Ufak bir reklama sanirim adminler itiraz etmeyecektir. Aslinda bu düsüncelerin çogu Firtina,Ihtilal,Efsane Trabzonspor kitabini okuduktan sonra yer etti kafamda. Açikcasi takim ve geçmisi hakkinda bilmedigim bir çok sey ögrendim bu sayede. Bu vesileyle Hakan Kulaçoglu ve bu kitapta emegi geçen bütün insanlara tesekkür ediyorum. Trabzonsporluyum diyen herkesin mutlaka okumasi gereken bir kitap yazmislar.

zafercalikoglu
15.08.2005, 13:17
hirs mücadele en az seviyede orta saha da topa bile basamiyoruz ,40 yyasindaki rum topcunun ayagina ürkerek giriyoruz nesi bunun modern futbol gitsinler bizim topcular ingilizlerin ligdeki tempolu mücadeleri seyretsinler,biraz kendilerini gelistirsinler,bize hirs lazim sov lazim biz de cosalim mac seyrederken uykum geliyor artik yaww

Çakır
15.08.2005, 13:30
hirs mücadele en az seviyede orta saha da topa bile basamiyoruz ,40 yyasindaki rum topcunun ayagina ürkerek giriyoruz nesi bunun modern futbol gitsinler bizim topcular ingilizlerin ligdeki tempolu mücadeleri seyretsinler,biraz kendilerini gelistirsinler,bize hirs lazim sov lazim biz de cosalim mac seyrederken uykum geliyor artik yaww


Kesinlikle. Trabzonspor ruhunun bir an önce üflenmesi lazim bu takima, hani nerde o alisik oldugumuz hirs, cesaret, kendine güven? Henüz geç degilken gereken yapilmali, takimin teknigi vetaktiginden çok oyuna ve futbola bakis açisinin ele alinmasi lazim. Son 4 maçta o kadar pasif göründük ki bizim kimligimiz hiçbir zaman bu olmadi. Ilk toplara basmiyoruz, tek pas oynamiyoruz, bosa kaçmiyoruz, kaçarak ve çekinerek futbol oynuyoruz. Senol hocanin bu hatalari giderecek kapasitede olduguna inaniyorum, Trabzonspor ruhu nedir, Trabzonspor sahaya çiktiginda neyi ifade eder, nasil top oynar, bunlari Senol Günes'ten daha iyi bilecek, tanimlayabilecek insanlarin sayisida yok denecek kadar az. Artik ortaya birseyler koyma zamani, çokçalismak gerek.

Çakır
15.08.2005, 14:43
shooter13 nickli kardesimin istegi üzerine kapanan basliktaki yazisini buraya kopyaliyorum.
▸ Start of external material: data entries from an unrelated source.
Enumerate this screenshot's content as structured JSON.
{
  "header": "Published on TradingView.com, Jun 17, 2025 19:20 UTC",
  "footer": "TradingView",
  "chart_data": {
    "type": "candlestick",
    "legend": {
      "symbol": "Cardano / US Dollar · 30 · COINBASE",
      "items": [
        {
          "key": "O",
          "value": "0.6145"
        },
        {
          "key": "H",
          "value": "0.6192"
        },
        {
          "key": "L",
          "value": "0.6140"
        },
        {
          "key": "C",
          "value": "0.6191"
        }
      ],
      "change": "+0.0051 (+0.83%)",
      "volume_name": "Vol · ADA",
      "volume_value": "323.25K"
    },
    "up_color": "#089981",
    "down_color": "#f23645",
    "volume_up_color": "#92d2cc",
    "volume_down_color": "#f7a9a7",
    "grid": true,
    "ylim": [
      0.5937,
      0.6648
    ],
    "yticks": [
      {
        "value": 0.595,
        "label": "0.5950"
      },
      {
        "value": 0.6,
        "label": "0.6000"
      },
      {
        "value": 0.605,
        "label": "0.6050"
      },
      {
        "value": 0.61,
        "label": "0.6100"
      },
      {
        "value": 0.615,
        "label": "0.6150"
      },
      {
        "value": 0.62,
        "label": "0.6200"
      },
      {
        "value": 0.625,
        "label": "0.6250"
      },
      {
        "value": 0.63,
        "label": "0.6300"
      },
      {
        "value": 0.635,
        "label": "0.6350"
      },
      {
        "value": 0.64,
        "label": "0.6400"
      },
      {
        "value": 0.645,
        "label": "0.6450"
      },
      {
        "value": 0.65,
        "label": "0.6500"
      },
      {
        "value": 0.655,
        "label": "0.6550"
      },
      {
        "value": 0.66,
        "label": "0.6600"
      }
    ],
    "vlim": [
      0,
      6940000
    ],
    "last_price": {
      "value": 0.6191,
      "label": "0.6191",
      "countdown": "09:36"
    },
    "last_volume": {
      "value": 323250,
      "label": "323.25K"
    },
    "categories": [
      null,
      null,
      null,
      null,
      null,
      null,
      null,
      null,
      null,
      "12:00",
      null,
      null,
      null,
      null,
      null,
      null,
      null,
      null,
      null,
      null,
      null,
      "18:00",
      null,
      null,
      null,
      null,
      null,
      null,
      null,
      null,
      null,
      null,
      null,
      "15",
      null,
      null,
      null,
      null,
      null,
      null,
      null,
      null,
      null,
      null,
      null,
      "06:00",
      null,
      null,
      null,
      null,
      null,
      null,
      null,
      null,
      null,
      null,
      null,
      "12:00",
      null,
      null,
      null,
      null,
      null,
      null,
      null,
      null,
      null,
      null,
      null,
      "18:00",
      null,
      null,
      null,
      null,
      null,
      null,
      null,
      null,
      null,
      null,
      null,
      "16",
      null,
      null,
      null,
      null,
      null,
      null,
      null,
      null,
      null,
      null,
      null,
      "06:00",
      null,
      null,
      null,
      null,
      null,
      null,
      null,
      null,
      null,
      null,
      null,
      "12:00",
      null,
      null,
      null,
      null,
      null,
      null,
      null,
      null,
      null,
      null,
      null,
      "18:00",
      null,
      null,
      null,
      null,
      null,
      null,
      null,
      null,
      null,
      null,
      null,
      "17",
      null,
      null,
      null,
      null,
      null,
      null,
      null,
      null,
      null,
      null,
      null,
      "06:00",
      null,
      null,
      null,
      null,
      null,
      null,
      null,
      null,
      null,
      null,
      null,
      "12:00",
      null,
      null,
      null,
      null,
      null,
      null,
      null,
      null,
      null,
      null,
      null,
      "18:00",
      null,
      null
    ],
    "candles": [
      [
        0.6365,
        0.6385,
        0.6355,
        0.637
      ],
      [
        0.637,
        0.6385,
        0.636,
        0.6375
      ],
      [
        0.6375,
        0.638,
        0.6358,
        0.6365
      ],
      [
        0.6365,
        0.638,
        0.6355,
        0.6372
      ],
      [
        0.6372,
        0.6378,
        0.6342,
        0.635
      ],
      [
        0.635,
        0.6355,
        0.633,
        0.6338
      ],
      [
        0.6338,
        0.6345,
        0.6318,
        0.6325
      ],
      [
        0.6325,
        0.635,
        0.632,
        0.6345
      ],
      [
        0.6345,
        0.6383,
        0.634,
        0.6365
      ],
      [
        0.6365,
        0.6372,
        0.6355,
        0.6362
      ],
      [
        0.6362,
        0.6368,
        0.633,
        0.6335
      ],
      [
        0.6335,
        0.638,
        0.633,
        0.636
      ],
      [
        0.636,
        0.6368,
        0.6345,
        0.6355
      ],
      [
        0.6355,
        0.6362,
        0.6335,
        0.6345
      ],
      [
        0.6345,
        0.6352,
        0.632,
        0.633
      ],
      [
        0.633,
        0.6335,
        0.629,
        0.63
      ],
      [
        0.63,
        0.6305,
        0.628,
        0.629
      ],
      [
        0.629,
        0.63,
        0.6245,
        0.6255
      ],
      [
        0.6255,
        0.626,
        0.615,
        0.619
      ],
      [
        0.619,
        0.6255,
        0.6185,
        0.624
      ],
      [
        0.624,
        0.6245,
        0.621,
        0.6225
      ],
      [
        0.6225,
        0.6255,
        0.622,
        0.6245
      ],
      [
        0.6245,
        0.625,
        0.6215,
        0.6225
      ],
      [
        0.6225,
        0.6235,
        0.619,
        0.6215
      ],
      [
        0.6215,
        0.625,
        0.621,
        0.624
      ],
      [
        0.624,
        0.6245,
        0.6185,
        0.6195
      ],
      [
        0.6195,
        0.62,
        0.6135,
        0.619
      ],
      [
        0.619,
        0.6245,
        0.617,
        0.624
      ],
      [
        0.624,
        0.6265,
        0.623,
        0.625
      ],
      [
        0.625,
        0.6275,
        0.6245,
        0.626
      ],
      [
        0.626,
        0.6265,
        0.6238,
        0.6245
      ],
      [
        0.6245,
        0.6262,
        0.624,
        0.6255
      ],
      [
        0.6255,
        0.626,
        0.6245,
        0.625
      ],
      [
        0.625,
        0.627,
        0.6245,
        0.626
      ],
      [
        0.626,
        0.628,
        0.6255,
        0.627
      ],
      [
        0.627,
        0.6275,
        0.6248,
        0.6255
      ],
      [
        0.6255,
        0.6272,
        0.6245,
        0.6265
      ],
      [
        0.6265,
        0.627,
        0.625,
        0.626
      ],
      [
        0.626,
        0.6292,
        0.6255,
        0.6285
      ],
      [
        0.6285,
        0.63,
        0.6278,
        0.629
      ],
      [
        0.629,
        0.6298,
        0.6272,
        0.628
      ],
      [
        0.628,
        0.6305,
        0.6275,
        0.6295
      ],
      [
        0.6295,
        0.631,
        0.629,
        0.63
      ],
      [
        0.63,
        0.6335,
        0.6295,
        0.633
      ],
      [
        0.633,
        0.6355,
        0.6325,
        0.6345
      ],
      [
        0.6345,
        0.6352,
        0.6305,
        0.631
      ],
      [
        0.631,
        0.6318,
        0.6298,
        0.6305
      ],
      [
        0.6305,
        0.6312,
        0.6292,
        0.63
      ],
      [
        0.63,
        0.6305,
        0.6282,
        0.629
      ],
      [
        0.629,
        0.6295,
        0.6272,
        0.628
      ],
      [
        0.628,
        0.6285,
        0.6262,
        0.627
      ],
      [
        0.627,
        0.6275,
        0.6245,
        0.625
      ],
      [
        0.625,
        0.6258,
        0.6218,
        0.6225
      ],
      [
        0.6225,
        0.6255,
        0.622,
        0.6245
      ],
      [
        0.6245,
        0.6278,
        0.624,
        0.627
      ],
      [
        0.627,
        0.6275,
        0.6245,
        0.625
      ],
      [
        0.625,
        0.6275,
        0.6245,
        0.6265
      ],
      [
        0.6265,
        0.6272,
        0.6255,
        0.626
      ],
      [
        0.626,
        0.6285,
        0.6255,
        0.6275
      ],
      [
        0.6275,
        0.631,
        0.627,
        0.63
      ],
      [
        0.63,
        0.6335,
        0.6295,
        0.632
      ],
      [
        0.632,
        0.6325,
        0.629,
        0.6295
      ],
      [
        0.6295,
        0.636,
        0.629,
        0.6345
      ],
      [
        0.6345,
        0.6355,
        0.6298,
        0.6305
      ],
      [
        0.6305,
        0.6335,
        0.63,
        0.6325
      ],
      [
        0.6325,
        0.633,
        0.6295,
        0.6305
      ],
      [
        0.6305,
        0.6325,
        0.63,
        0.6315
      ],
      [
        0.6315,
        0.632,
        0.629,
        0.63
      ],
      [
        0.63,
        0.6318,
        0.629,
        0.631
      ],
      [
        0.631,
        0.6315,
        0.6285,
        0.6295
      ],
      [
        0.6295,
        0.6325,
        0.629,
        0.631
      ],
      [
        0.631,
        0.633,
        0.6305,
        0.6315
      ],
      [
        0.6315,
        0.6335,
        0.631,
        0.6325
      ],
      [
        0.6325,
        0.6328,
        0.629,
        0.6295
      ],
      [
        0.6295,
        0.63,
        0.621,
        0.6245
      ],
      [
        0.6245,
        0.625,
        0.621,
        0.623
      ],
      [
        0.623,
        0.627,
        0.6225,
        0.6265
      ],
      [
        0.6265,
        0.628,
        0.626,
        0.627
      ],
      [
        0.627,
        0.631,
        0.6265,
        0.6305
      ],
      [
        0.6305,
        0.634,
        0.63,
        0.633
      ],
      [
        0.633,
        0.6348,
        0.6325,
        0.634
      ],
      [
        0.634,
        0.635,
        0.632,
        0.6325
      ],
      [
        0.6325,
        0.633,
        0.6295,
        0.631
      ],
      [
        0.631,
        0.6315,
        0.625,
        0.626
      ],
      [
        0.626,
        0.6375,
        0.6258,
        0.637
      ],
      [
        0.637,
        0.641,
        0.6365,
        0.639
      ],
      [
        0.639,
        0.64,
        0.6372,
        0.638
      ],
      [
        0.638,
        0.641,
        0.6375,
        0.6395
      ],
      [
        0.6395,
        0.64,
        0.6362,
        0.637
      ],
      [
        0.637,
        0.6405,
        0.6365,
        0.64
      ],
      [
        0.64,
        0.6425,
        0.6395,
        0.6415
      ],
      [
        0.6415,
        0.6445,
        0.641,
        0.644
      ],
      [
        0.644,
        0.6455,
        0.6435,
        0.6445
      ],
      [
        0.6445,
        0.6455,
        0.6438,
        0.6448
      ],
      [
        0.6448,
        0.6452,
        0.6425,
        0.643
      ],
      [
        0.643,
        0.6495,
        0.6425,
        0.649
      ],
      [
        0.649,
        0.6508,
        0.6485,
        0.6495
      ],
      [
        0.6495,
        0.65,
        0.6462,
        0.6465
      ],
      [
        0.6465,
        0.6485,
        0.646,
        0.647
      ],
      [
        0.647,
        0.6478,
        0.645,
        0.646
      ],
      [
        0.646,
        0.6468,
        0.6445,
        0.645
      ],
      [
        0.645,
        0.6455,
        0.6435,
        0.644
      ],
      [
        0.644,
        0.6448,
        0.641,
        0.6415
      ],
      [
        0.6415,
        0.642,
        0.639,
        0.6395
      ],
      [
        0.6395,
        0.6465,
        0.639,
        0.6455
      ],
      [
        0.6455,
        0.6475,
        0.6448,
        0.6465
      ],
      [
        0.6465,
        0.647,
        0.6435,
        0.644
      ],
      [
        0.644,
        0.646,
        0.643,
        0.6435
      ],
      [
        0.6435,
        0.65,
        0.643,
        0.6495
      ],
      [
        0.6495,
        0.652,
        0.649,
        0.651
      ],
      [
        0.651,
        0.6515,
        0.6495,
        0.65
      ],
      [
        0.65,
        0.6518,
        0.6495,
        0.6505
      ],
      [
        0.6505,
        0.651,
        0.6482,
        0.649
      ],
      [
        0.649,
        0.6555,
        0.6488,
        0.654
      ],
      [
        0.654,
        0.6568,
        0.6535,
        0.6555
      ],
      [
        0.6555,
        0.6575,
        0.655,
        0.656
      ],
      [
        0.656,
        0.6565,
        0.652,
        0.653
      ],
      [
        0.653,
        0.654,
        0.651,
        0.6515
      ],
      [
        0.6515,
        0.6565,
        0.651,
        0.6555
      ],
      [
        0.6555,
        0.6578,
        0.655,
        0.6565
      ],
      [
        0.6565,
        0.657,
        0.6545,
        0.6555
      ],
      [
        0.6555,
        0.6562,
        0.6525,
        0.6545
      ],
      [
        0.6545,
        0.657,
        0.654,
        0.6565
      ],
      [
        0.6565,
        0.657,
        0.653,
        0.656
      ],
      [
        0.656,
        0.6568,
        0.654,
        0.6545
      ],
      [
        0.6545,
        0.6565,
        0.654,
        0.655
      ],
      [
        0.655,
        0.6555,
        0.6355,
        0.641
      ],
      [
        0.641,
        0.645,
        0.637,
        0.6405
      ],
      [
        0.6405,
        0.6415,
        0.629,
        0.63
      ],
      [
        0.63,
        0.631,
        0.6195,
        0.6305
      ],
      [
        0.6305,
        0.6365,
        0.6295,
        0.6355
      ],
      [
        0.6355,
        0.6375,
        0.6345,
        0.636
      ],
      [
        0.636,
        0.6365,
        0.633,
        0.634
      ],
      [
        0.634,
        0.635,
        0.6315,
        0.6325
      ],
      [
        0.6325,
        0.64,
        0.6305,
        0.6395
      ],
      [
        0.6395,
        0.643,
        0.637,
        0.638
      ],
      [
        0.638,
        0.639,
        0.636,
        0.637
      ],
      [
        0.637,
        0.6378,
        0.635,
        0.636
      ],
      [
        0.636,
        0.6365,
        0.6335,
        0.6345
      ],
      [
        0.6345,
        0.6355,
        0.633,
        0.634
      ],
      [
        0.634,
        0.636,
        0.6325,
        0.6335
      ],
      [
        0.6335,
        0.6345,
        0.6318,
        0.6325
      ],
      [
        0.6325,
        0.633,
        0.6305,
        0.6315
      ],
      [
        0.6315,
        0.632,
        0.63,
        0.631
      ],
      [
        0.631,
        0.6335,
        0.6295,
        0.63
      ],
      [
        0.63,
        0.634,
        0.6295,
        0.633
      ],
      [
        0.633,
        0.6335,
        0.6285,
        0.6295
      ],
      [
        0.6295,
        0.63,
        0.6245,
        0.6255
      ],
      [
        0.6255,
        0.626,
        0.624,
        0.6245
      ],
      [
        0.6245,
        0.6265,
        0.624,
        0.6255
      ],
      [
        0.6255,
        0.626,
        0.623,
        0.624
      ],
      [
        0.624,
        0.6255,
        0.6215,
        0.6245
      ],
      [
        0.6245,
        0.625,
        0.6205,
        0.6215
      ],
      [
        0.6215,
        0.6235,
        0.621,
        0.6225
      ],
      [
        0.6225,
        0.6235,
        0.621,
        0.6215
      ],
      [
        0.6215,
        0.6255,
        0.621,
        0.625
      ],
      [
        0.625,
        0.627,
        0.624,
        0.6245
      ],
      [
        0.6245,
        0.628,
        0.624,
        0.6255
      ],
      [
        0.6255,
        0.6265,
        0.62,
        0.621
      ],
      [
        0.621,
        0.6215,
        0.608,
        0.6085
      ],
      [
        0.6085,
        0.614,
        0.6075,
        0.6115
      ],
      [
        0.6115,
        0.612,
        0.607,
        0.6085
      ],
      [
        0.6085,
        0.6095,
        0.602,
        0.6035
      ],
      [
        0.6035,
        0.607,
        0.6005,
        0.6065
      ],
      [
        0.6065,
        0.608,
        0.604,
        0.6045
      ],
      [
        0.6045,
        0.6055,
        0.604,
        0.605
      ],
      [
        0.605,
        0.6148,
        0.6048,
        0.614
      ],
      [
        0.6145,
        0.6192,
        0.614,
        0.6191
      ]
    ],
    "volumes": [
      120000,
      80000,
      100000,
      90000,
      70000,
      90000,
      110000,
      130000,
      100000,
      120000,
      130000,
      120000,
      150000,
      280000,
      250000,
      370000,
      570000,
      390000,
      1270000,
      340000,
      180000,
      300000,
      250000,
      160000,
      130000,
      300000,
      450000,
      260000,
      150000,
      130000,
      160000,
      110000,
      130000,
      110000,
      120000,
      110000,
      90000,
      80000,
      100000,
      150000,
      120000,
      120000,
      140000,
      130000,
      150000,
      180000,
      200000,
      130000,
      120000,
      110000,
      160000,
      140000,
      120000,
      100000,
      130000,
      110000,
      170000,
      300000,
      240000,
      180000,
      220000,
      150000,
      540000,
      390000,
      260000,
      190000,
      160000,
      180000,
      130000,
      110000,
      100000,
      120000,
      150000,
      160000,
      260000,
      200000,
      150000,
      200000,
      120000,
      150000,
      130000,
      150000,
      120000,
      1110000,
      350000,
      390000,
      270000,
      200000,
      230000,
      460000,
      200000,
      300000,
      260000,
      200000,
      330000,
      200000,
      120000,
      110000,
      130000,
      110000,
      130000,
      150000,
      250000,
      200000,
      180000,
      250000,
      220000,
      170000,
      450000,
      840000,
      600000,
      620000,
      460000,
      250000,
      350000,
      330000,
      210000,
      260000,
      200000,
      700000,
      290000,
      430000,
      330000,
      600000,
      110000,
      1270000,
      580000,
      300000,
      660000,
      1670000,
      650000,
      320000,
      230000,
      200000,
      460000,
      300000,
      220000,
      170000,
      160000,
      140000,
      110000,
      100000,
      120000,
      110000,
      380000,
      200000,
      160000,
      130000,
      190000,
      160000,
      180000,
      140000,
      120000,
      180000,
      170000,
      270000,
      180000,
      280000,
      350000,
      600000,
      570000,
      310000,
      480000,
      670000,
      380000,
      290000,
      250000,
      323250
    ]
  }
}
Trabzonsporumuz önce tanimadigimiz,gücü bizden fazla olmasini birak bize denk bile olamayan,normalde iki maçi da çok farkli kazanmasi gereken bir takima elendi.
Ardindan avni akerde onu yalniz birakmayan taraftarina kendisini affettirmeliydi.Ama ne yapti berbat bir oyunla zor bir sekilde yendi.
Ya dün aksam?konyasporla berabere kaldi.
peki bu nereye kadar sürecek.

Ne zaman adam oluruz?
1-teknik direktör bazi oyunculari oyundan almaktan korkmadigi zaman
2-teknik direktör takima istedigi oyunculari aldirdigi zaman
3-yönetimdeki bireyler kendi istedigi oyuncu alinacak diye israr etmeyip,beraber haraket etmeye karar verdigi zaman
4-futbolcular takimin adinin fatih tekke&yattaraspor degil de TRABZONSPOR oldugunu anladiklari zaman
5-taraftarin maç sonucuna göre degil oynanilan ve ya oynanamayan futbola göre tepki verdigi zaman
6-elimizde iyi bir futbolcu oldugunda onu takimda tutmayi bildigimiz zaman
7-yeni transferlere gereken uyum sürecinde destek oldugumuz zaman
8-teknik direktör takimin büyük oldugunu ve her maçi kazanmak zorunda oldugumuzu hatirladigi zaman
9-takimdaki bazi futbolcular benim 11de yerim her maçta var,parami da aliyorum oynamasam da olur demedigi zaman(gerçi bunu yapan bir kaç kisi hepsine mal etmemeliyiz ama)
10-taraftarimizin yönetimi terbiye sinirlari içinde elestirip ana avrat küfür etmemeyi ögrendigi zaman

kusura bakmayin arkadaslar belki de bu tip bir konu açilmistir ama son 1 aydir çok doluyum ve dün tasma noktasina geldi.hak verir misiniz bilmem ama karsit fikirlere de açigim.tesekkürler.

kelkitli29
15.08.2005, 14:44
su anki Trabzonspor maalesef dünya futboluna göre kötü, ancak Türkiye ligine göre cok üst düzey bir takim. Yani bu kadro bu ligde sampiyonluga YETER. fakat Avrupada fb gibi oluruz.

liginefendisi
15.08.2005, 15:30
Selam


T.S. de bence de geçmise göre en önemli eksiklik özgüven...Trabzonspor altyapisindan yetisen topçular hariç transfer ettigimiz yerliler bu takimin kudretini nedense bir türlü kavrayamiyor...Sorumluluk hep yerlinin yerlisinin omuzlarinda oldugu için de hep günah keçisi en iyi futbolcularimiz oluyor...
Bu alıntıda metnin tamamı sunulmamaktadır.